Only after the military was gone did the extent of the environmental
damage left behind become clear. Over the past dozen years, studies
by the U.S. General Accounting Office, Arc Ecology, several other
environmental firms and independent specialists have chronicled
46 sites of soil and groundwater contamination at the former
bases.
The soil samples analyzed in those reports were found to contain:
polychlorinated biphenyls, or PCBs, which may inhibit neurological
development and increase the risk of birth defects; petroleum
hydrocarbons, which may cause liver and kidney damage; and the
carcinogenic agents of JP-4 jet fuel and asbestos. Groundwater
samples reveal traces of: lead, which may lead to central nervous
system damage in children; mercury, which also poisons the nervous
system; benzene, which may lead to leukemia; and toluene, which
may cause liver and kidney damage.
“When you walk around that place, you can feel the thickness
in the air – it’s disgusting,” said Cordero,
who visited Clark and Subic this past August. “To think,
people lived there and drank the water from that ground. Farming
families still farm and bathe in that water.”
In November 1998, the International Institute of Concern for
Public Health released the findings of its survey of the Clark
landscape’s adverse health effects on 13 communities at
and around the former base.
The survey documented several alarming trends, including that
between 24 to 31 percent of the children suffered respiratory
problems; 19 percent of women reported having respiratory problems;
40.6 percent of women had central nervous system problems; and
one-third of women reported reproductive system ailments.
The Philippine Senate Committee Report on Toxic Contamination
in Former U.S. Bases in the Philippines, issued in 2000, reported
similar findings.
According to the report, “environmental damage caused
in Subic and Clark was substantial and had serious adverse ecological,
human health and economic implications for the residents within
the area and for the Philippines in general.” In fact,
the Philippine Department of Environment and Natural Resources,
in the same report, called the contaminated areas “a state
of environmental calamity” and recommended the relocation
of any persons still residing there.
In response, FACES, Arc Ecology and community members filed
a petition in 2000 on behalf of the residents living near the
contaminated areas, urging the Navy and Air Force to conduct
a Preliminary Assessment and Site Inspection pursuant to a stipulation
found in the CERCLA law.
Emmanuel said that under CERCLA, the petition could be requested
for any contaminated area that was “under the control of
the U.S.” He further said that those “bases were
so under U.S. control, Philippine officials couldn’t even
go in without permission.” The American servicemen even
had extra-territorial rights – if they committed a crime,
they’d be tried back in the United States, he added.

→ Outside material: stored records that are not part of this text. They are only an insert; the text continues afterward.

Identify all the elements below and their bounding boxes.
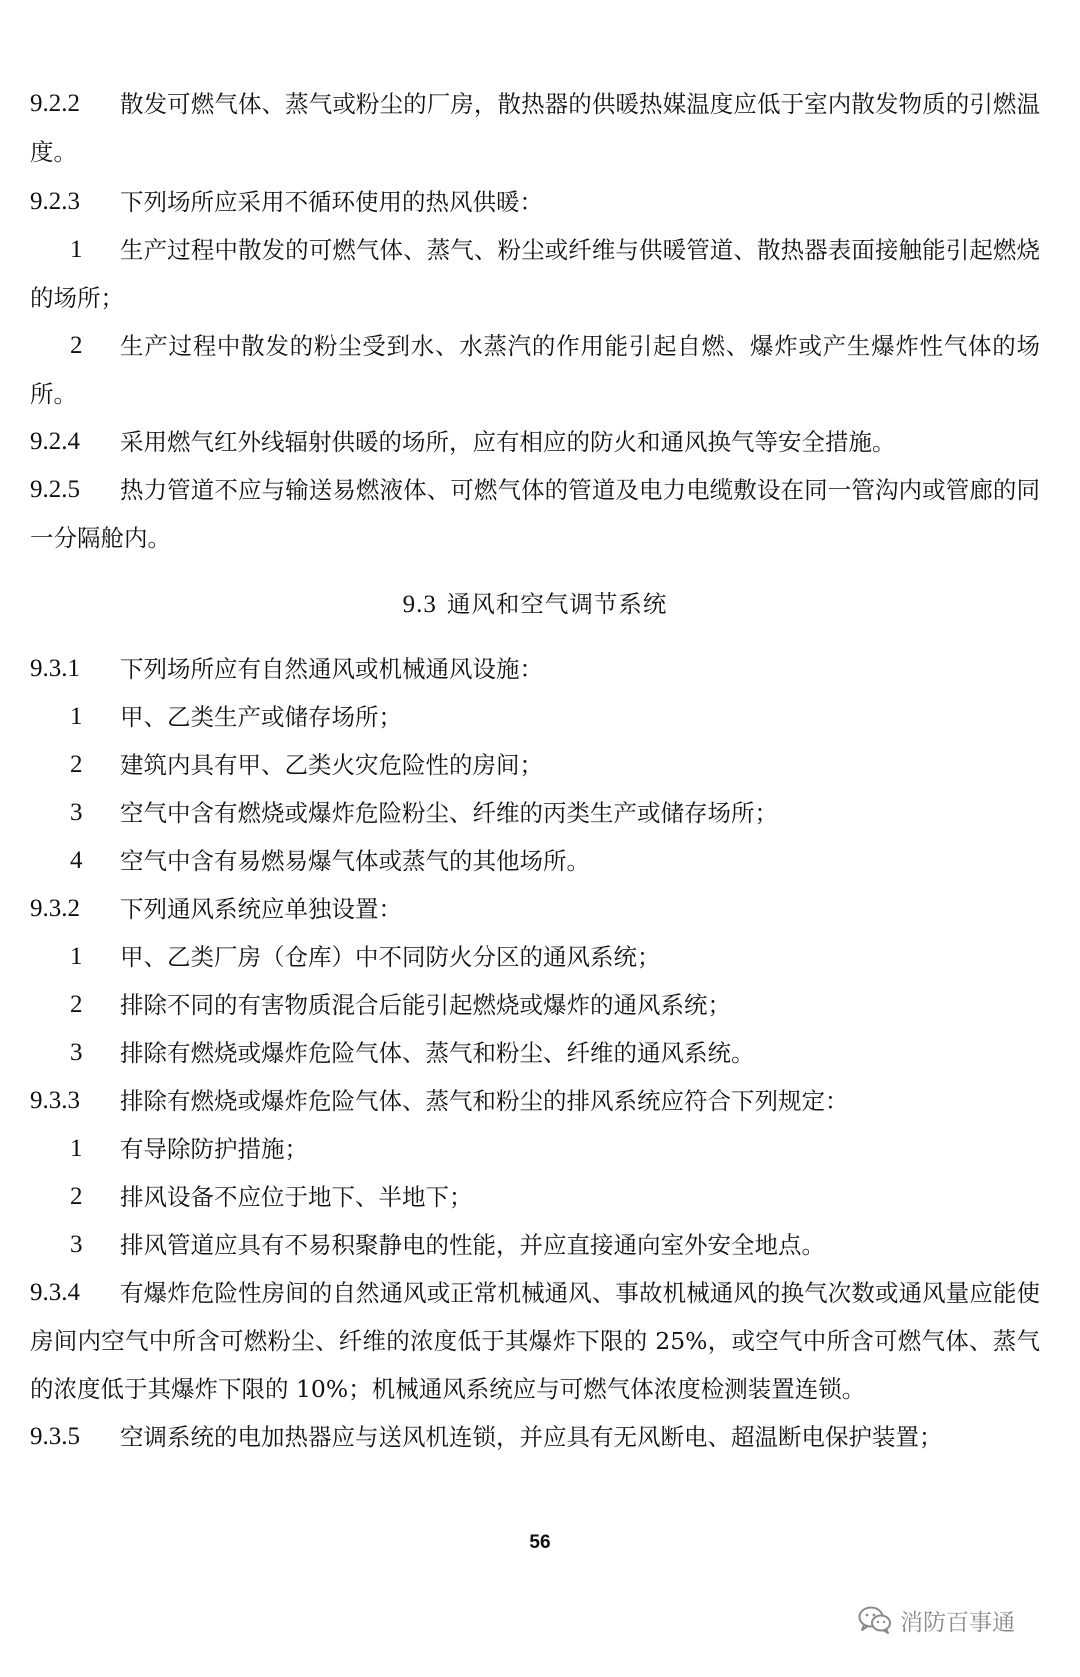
list-item — [30, 1029, 1040, 1077]
clause-text: 空调系统的电加热器应与送风机连锁，并应具有无风断电、超温断电保护装置； — [120, 1423, 943, 1451]
document-body — [30, 80, 1040, 1461]
clause-number: 9.2.2 — [30, 90, 80, 117]
clause-text: 下列场所应有自然通风或机械通风设施： — [120, 655, 543, 683]
clause-text: 下列场所应采用不循环使用的热风供暖： — [120, 188, 543, 216]
clause-9-2-4 — [30, 418, 1040, 466]
clause-text: 散发可燃气体、蒸气或粉尘的厂房，散热器的供暖热媒温度应低于室内散发物质的引燃温度。 — [30, 90, 1040, 166]
list-item — [30, 837, 1040, 885]
wechat-icon — [858, 1605, 892, 1635]
item-number: 2 — [70, 751, 83, 778]
item-number: 1 — [70, 703, 83, 730]
item-number: 3 — [70, 1039, 83, 1066]
clause-number: 9.2.3 — [30, 188, 80, 215]
item-text: 有导除防护措施； — [120, 1135, 308, 1163]
item-number: 3 — [70, 799, 83, 826]
item-number: 1 — [70, 1135, 83, 1162]
clause-number: 9.3.4 — [30, 1279, 80, 1306]
clause-9-3-1 — [30, 645, 1040, 693]
clause-9-3-5 — [30, 1413, 1040, 1461]
item-text: 生产过程中散发的粉尘受到水、水蒸汽的作用能引起自燃、爆炸或产生爆炸性气体的场所。 — [30, 332, 1040, 408]
clause-9-2-3 — [30, 178, 1040, 226]
list-item — [30, 933, 1040, 981]
page-number: 56 — [529, 1532, 551, 1553]
item-text: 排风管道应具有不易积聚静电的性能，并应直接通向室外安全地点。 — [120, 1231, 825, 1259]
item-number: 1 — [70, 236, 83, 263]
list-item — [30, 741, 1040, 789]
clause-number: 9.3.2 — [30, 895, 80, 922]
item-text: 甲、乙类厂房（仓库）中不同防火分区的通风系统； — [120, 943, 661, 971]
item-text: 排除不同的有害物质混合后能引起燃烧或爆炸的通风系统； — [120, 991, 731, 1019]
clause-number: 9.3.3 — [30, 1087, 80, 1114]
item-number: 1 — [70, 943, 83, 970]
clause-text: 热力管道不应与输送易燃液体、可燃气体的管道及电力电缆敷设在同一管沟内或管廊的同一分隔舱内。 — [30, 476, 1040, 552]
list-item — [30, 322, 1040, 418]
clause-text: 排除有燃烧或爆炸危险气体、蒸气和粉尘的排风系统应符合下列规定： — [120, 1087, 849, 1115]
watermark — [858, 1600, 1015, 1640]
item-text: 空气中含有燃烧或爆炸危险粉尘、纤维的丙类生产或储存场所； — [120, 799, 778, 827]
clause-number: 9.3.1 — [30, 655, 80, 682]
list-item — [30, 1221, 1040, 1269]
clause-9-3-3 — [30, 1077, 1040, 1125]
item-text: 排风设备不应位于地下、半地下； — [120, 1183, 473, 1211]
list-item — [30, 1173, 1040, 1221]
item-text: 排除有燃烧或爆炸危险气体、蒸气和粉尘、纤维的通风系统。 — [120, 1039, 755, 1067]
clause-number: 9.2.4 — [30, 428, 80, 455]
watermark-text: 消防百事通 — [900, 1609, 1015, 1636]
clause-9-3-2 — [30, 885, 1040, 933]
item-text: 甲、乙类生产或储存场所； — [120, 703, 402, 731]
section-title: 通风和空气调节系统 — [446, 590, 668, 618]
item-number: 2 — [70, 332, 83, 359]
clause-number: 9.3.5 — [30, 1423, 80, 1450]
list-item — [30, 1125, 1040, 1173]
clause-text: 采用燃气红外线辐射供暖的场所，应有相应的防火和通风换气等安全措施。 — [120, 428, 896, 456]
item-number: 4 — [70, 847, 83, 874]
list-item — [30, 789, 1040, 837]
list-item — [30, 226, 1040, 322]
clause-9-3-4 — [30, 1269, 1040, 1413]
item-number: 2 — [70, 1183, 83, 1210]
clause-9-2-5 — [30, 466, 1040, 562]
list-item — [30, 981, 1040, 1029]
clause-text: 下列通风系统应单独设置： — [120, 895, 402, 923]
item-text: 生产过程中散发的可燃气体、蒸气、粉尘或纤维与供暖管道、散热器表面接触能引起燃烧的场所； — [30, 236, 1040, 312]
list-item — [30, 693, 1040, 741]
section-heading-9-3 — [30, 580, 1040, 629]
clause-text: 有爆炸危险性房间的自然通风或正常机械通风、事故机械通风的换气次数或通风量应能使房间内空气中所含可燃粉尘、纤维的浓度低于其爆炸下限的 25%，或空气中所含可燃气体、蒸气的浓度低于其爆炸下限的 10%；机械通风系统应与可燃气体浓度检测装置连锁。 — [30, 1279, 1040, 1403]
item-number: 2 — [70, 991, 83, 1018]
item-number: 3 — [70, 1231, 83, 1258]
item-text: 建筑内具有甲、乙类火灾危险性的房间； — [120, 751, 543, 779]
section-number: 9.3 — [402, 591, 437, 618]
item-text: 空气中含有易燃易爆气体或蒸气的其他场所。 — [120, 847, 590, 875]
clause-9-2-2 — [30, 80, 1040, 176]
clause-number: 9.2.5 — [30, 476, 80, 503]
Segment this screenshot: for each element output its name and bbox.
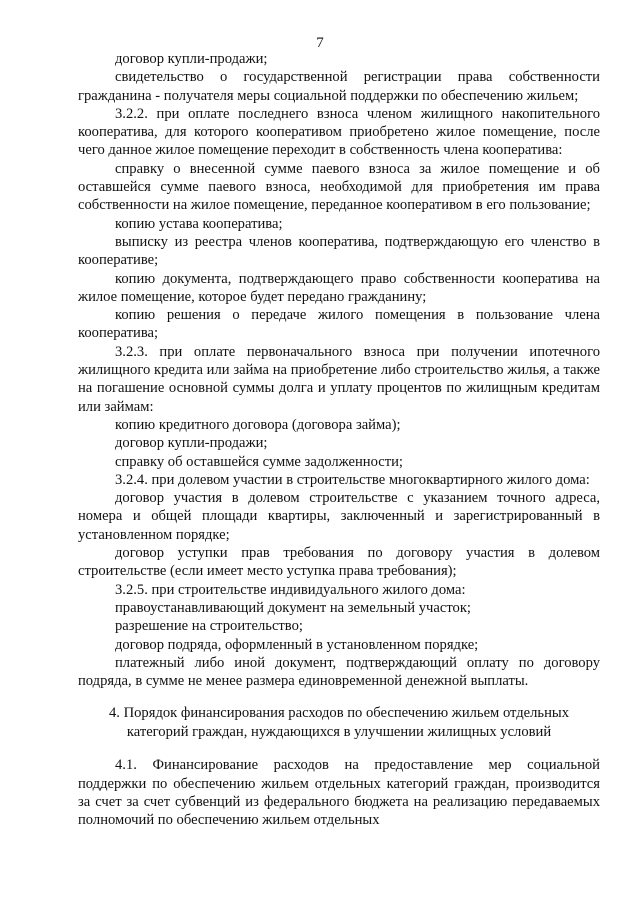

“In the law, if there’s a site potentially affecting
a community, those community members can petition for a PA/SI,” Emmanuel
said. “We used that provision. People were already dying – the
evidence is far greater than anything in the U.S.”
“If they could do a PA/SI we could know how and where
the places are contaminated and protect people. This has so much
value because it can protect the community and stop the spread
of contamination. We just need the military to be responsible.”
After the Air Force rejected the request to conduct a PA/SI, and
the Navy failed to respond at all, they filed the lawsuit, which
now awaits a decision from the appeals court.